Namor and Baron Strucker plotted to make a second Energy Well. While their cohorts attempted to kidnap Banner and attack the Avengers, Banner’s power was awakened. Gamma rays gave him the ability to summon gods and monsters, instead of becoming one himself. He summons a large, green monster with a tail that combines elements of the Incredible Hulk and Godzilla.

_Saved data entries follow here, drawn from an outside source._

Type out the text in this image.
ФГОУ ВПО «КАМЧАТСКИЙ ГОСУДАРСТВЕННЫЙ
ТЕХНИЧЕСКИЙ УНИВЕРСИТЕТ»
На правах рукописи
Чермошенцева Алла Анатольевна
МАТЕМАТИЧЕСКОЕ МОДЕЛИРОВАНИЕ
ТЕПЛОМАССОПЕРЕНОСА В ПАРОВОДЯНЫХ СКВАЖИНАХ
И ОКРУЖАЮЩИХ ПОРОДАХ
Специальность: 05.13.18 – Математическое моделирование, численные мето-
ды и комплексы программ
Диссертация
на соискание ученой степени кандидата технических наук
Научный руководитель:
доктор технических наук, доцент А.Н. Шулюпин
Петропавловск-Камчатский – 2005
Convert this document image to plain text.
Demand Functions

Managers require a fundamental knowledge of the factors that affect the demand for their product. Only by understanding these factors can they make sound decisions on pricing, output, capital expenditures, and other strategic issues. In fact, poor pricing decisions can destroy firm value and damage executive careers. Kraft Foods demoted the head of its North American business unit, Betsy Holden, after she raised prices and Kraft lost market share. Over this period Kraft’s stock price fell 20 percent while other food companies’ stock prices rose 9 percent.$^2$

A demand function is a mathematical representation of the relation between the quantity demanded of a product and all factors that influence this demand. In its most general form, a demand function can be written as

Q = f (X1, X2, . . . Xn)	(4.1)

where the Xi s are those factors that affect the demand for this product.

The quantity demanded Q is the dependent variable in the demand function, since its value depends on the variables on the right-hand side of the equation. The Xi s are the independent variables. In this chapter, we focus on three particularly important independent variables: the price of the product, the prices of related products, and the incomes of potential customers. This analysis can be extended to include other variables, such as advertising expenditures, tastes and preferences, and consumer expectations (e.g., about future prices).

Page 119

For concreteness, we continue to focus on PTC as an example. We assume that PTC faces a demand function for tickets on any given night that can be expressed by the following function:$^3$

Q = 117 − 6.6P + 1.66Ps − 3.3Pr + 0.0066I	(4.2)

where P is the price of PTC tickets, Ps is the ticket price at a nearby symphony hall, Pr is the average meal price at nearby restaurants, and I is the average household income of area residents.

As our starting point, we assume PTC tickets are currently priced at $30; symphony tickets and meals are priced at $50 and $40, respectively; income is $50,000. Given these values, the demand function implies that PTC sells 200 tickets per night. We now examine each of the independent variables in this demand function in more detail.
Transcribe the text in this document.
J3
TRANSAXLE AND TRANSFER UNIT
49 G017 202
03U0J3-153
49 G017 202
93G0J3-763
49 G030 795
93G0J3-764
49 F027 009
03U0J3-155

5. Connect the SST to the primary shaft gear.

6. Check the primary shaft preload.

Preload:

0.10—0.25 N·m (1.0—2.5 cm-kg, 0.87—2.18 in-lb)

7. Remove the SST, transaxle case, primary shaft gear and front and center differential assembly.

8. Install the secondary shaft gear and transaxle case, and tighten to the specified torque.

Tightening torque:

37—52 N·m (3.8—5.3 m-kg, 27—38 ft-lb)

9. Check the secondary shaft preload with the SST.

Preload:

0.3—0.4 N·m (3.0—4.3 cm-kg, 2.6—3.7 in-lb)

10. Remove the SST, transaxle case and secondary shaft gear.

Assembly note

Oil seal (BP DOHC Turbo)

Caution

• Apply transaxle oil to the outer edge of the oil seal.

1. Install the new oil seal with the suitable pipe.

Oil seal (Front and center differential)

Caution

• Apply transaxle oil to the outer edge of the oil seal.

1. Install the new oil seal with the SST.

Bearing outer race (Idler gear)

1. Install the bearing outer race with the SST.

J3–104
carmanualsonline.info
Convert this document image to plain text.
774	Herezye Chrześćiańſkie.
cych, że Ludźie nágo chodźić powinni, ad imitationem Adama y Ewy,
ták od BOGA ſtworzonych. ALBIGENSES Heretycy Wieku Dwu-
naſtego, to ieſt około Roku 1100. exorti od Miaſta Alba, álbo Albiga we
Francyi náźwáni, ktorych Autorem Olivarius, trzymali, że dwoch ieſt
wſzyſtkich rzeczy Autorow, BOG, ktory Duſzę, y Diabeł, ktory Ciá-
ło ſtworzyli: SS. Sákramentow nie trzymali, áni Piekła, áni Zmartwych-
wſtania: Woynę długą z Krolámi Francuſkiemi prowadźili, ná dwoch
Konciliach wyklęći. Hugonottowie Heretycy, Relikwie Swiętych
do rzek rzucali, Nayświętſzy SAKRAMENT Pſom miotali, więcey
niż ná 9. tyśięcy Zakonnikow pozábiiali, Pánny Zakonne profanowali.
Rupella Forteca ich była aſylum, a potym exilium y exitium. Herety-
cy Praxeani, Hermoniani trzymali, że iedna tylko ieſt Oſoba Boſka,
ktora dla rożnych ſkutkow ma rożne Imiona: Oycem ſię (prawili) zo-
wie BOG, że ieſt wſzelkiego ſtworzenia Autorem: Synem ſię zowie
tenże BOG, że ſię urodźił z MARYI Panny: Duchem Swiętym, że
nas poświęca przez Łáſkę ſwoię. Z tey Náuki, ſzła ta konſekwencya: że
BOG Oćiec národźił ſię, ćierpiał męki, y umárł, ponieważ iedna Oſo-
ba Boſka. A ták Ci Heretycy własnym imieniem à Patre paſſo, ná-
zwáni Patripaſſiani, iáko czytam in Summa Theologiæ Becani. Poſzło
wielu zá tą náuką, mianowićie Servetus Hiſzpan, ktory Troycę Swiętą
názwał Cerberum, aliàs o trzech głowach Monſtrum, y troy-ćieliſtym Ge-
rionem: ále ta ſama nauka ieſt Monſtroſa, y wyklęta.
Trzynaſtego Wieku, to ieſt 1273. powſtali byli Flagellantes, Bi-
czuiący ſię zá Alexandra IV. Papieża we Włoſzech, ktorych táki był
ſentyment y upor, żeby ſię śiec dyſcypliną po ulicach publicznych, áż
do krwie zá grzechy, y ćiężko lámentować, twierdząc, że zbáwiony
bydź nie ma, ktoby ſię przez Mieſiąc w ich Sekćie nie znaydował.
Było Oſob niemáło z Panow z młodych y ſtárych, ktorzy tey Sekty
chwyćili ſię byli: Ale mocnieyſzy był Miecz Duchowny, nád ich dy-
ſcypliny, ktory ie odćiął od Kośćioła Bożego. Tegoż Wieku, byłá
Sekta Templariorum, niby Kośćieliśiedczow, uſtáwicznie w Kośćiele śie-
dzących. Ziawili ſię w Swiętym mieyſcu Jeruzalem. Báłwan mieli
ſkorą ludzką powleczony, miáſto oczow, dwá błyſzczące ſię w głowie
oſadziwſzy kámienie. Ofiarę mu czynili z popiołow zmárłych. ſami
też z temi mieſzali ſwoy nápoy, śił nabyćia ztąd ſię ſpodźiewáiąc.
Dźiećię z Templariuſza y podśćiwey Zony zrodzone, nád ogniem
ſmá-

Baron Strucker used the Energy Well to summon Dormammu, who quickly put Hulkzilla under his control. Tony and Toni Stark each made attempts to stop the monsters, reflecting themes and mecha from Gundam storytelling. After these all failed, Doctor Strange made one final play. He focused Bruce Banner’s power to summon the only god strong enough to defeat their enemies: the mighty Thor. As exciting as these conflicts were, the additional stories in Marvel Mangaverse distracted from the plot’s potential.
There was drama and intrigue in Marvel Mangaverse, but the crowded cast and story changes made this universe difficult to navigate. Earth-2301 made a brief return in the mid-2000s, with a sequel titled New Mangaverse, but it didn’t last long. The promising concept could not deliver on its potential, an occasionally interesting but general unsuccessful attempt to cash in on the manga boom of the 2000s.